Date:  March 22, 2005 

 The next Johann Bernoulli Lecture will take place on

 March 22 2005, 19.30, Akademiegebouw Groningen

 The speaker will be:

 Jean-Pierre RAMIS, Université Paul Sabatier, Toulouse

The title and summary of his lecture are

 FROM LEIBNIZ TO QUANTUM WORLD:
SYMMETRIES, PRINCIPLE OF SUFFICIENT REASON AND AMBIGUITY IN THE SENSE OF GALOIS


Classical ideas on symmetry mix in fact two related but quite different things:

1. The notion of group operating on a set.

2. The notion of group of ambiguity in the sense of the last letter of Evariste Galois.

In the first case, one knows a priori very well the group (formally or intuitively). In the second case the group is more mysterious but contains a lot of precious and powerful information.

G. D. Birkhoff and H. Weyl remarked that the symmetry of ambiguity (in Galois sense) is in fact very similar to some fundamental symmetries of Physical Theories (like classical mechanics, relativity, classical and quantum electrodynamics...): "Galois theory is relativity applied to finite sets". G. D. Birkhoff formulated these ideas in a general principle valid in mathematics and physics and extending the Principle of Sufficient Reason of Leibniz.

Today ambiguity groups appear frequently in mathematics and physics and are extremely powerful tools.
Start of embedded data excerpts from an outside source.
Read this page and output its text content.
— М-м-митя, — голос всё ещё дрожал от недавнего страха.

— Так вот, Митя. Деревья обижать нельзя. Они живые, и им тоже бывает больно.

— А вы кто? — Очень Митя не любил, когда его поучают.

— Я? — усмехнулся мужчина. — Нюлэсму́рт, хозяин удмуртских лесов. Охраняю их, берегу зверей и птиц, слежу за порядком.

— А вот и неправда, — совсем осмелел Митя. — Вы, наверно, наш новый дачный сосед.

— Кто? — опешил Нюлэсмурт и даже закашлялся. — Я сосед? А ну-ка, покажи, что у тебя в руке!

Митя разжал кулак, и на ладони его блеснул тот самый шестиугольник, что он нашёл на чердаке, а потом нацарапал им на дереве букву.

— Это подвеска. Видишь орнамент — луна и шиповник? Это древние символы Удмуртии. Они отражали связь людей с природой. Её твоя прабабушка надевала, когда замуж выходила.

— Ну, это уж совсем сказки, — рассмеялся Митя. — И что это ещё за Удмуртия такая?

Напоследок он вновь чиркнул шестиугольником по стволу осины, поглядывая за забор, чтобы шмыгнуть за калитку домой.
After some elementary examples introducing the idea of symmetry group, I will give an idea of some recent applications to the old and classical problem of integrability of dynamical systems (top, three bodies problem, lunar problem...) and to quantum physics (the Standard Model and the Renormalization in Quantum Fields Theory). Surprisingly the recent work of A. Connes and his collaborators about ambiguity groups in quantum fields theory seems strongly related to very deep questions in arithmetic and we return to E. Galois last letter.

Last modified: February 11, 2005 13:40

From a flyer for the same lecture--

___________________________________________
Symmetry is a concept which functions in almost
any science. In this lecture the focus is on its
importance in mathematics and physics. Imagine a
square. You can turn it 90° and find the same
square again. We say that the square has rotational
symmetry. It also has reflectional symmetry: you can
reflect the square, e.g. in one of the diagonals, and
find the same square. Two of these actions
combined one after another also produce the square
again. There are 24 [sic] operations which will produce
the same square again. They build what is called a
symmetry group.

A next step is the group of ambiguity, a concept
written down by the visionary 20 year old Evariste
Galois in the night before he was shot in a duel.
G.D. Birkhoff and H. Weyl remarked that the
symmetry of ambiguity (in the way Galois defined
it) is very similar to some fundamental symmetries
of Physical Theories (like relativity and electrodynamics).
Birkhoff formulated these ideas in a
general principle valid in mathematics and physics
and extending the Principle of Sufficient Reason of
Leibniz.

Ambiguity groups appear frequently in present day
mathematics and physics and are extremely powerful.
After some elementary examples introducing the
idea of symmetry group, Ramis will give an idea of
some recent applications to the theory of dynamical
systems (three bodies problem, lunar problem) and
to quantum physics (the Standard Model and the
Renormalization in Quantum Fields Theory).

Surprisingly it appears that ambiguity groups in
quantum fields theory seem strongly related to deep
questions in arithmetic and this will bring us back to
the letter that Galois wrote on the night before he
was shot.
__________________________________________
Jean-Pierre Ramis is professor of mathematics at the
Université Paul Sabatier (Toulouse 3). As a
researcher he is connected to the Laboratoire Emile
Picard, where he studies, among other subjects, the
Galois theory of differential equations.